While testing performances & learning curves, i found out that high mutation rate (=>0.1) deadlocks in less than 50 gens 100% of the time, and now that i think of it, it might be the difference between me saying that it looks good and me saying that it doesn't work again
Example:
pub const NB_GAMES: usize = 3;
pub const GAME_TIME_S: usize = 20; // Nb of secconds we let the ai play the game before registering their scrore
pub const GAME_DT: f64 = 0.05; // 0.0166
pub const NB_GENERATIONS: usize = 100;
pub const NB_GENOME_PER_GEN: usize = 2000;
neat::NeuralNetworkTopology::new(0.2, 3, rng)
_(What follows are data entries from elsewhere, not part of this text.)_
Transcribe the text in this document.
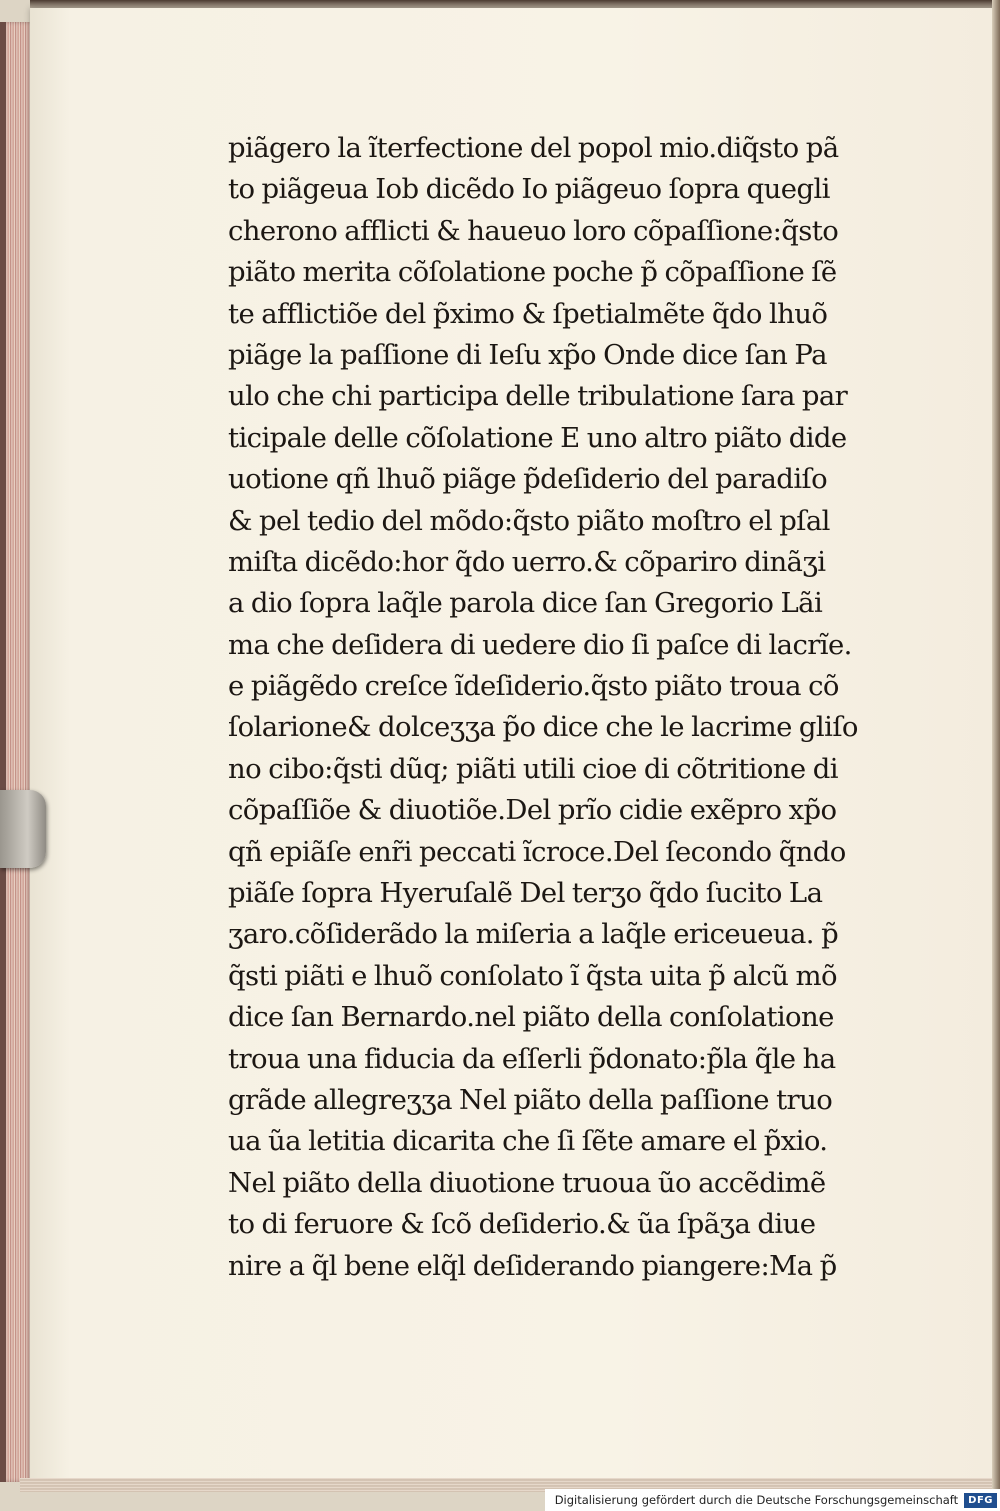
piãgero la ĩterfectione del popol mio.diq̃sto pã
to piãgeua Iob dicẽdo Io piãgeuo ſopra quegli
cherono afflicti & haueuo loro cõpaſſione:q̃sto
piãto merita cõſolatione poche p̃ cõpaſſione ſẽ
te afflictiõe del p̃ximo & ſpetialmẽte q̃do lhuõ
piãge la paſſione di Ieſu xp̃o Onde dice ſan Pa
ulo che chi participa delle tribulatione ſara par
ticipale delle cõſolatione E uno altro piãto dide
uotione qñ lhuõ piãge p̃deſiderio del paradiſo
& pel tedio del mõdo:q̃sto piãto moſtro el pſal
miſta dicẽdo:hor q̃do uerro.& cõpariro dinãʒi
a dio ſopra laq̃le parola dice ſan Gregorio Lãi
ma che deſidera di uedere dio ſi paſce di lacrĩe.
e piãgẽdo creſce ĩdeſiderio.q̃sto piãto troua cõ
ſolarione& dolceʒʒa p̃o dice che le lacrime gliſo
no cibo:q̃sti dũq; piãti utili cioe di cõtritione di
cõpaſſiõe & diuotiõe.Del prĩo cidie exẽpro xp̃o
qñ epiãſe enr̃i peccati ĩcroce.Del ſecondo q̃ndo
piãſe ſopra Hyeruſalẽ Del terʒo q̃do ſucito La
ʒaro.cõſiderãdo la miſeria a laq̃le ericeueua. p̃
q̃sti piãti e lhuõ conſolato ĩ q̃sta uita p̃ alcũ mõ
dice ſan Bernardo.nel piãto della conſolatione
troua una fiducia da eſſerli p̃donato:p̃la q̃le ha
grãde allegreʒʒa Nel piãto della paſſione truo
ua ũa letitia dicarita che ſi ſẽte amare el p̃xio.
Nel piãto della diuotione truoua ũo accẽdimẽ
to di feruore & ſcõ deſiderio.& ũa ſpãʒa diue
nire a q̃l bene elq̃l deſiderando piangere:Ma p̃
Digitalisierung gefördert durch die Deutsche Forschungsgemeinschaft	DFG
Deadlocks in 15 generations
While testing performances & learning curves, i found out that high mutation rate (=>0.1) deadlocks in less than 50 gens 100% of the time, and now that i think of it, it might be the difference between me saying that it looks good and me saying that it doesn't work again
Example:
pub const NB_GAMES: usize = 3; pub const GAME_TIME_S: usize = 20; // Nb of secconds we let the ai play the game before registering their scrore pub const GAME_DT: f64 = 0.05; // 0.0166 pub const NB_GENERATIONS: usize = 100; pub const NB_GENOME_PER_GEN: usize = 2000; neat::NeuralNetworkTopology::new(0.2, 3, rng)
Deadlocks in 15 generations
So yeah the deadlock issue is probably one of the mutations.
I wonder if the deadlock might be happening during the mutation phase, leading to something that can't be accurately debugged as it hasn't finished mutating the neural network before it deadlocks.
Might not necessarily mean anything, but just ran some stress tests and such on windows in dev branch (rayon and crossover) and it didn't deadlock once.
Either I'm just really lucky or this has something to do with platform-specific things.
Have you tried high mutation rate ?
Yeah I just got lucky, it happens on any platform.
I did more testing and found that the deadlock is during the running phase, meaning that it's still probably some type of recursive RwLock.
Still can't find this deadlock even after weeks, it's being really evasive.
It's almost certainly a recursive RwLock
or duped input, but I have code to prevent both of those from happening.
I thought it might be something like those while
loops that reroll until a valid state is reached infinitely looping because there is no valid state, but the deadlock doesn't happen during mutation so it can't be that (although probably do want to patch that, it's extremely rare and unlikely to ever happen but is still a possibility).
I'm really just out of ideas for what could possibly cause this issue.
While I think this is definitely a high-priority issue that urgently needs to be fixed, I'll take a break from it so it doesn't keep taking time away from new features and such.
Not sure how this is happening but in extremely rare circumstances it is possible to hang indefinitely. See #57 workflow run for more info.
My guess is there is one very small outlying situation that causes a rwlock to be locked and used by a child node, but this shouldn't be possible with the well-tested circulation prevention algorithm. This definitely requires further debugging, but it is so rare and obscure that it is difficult to catch it and the details about what happened.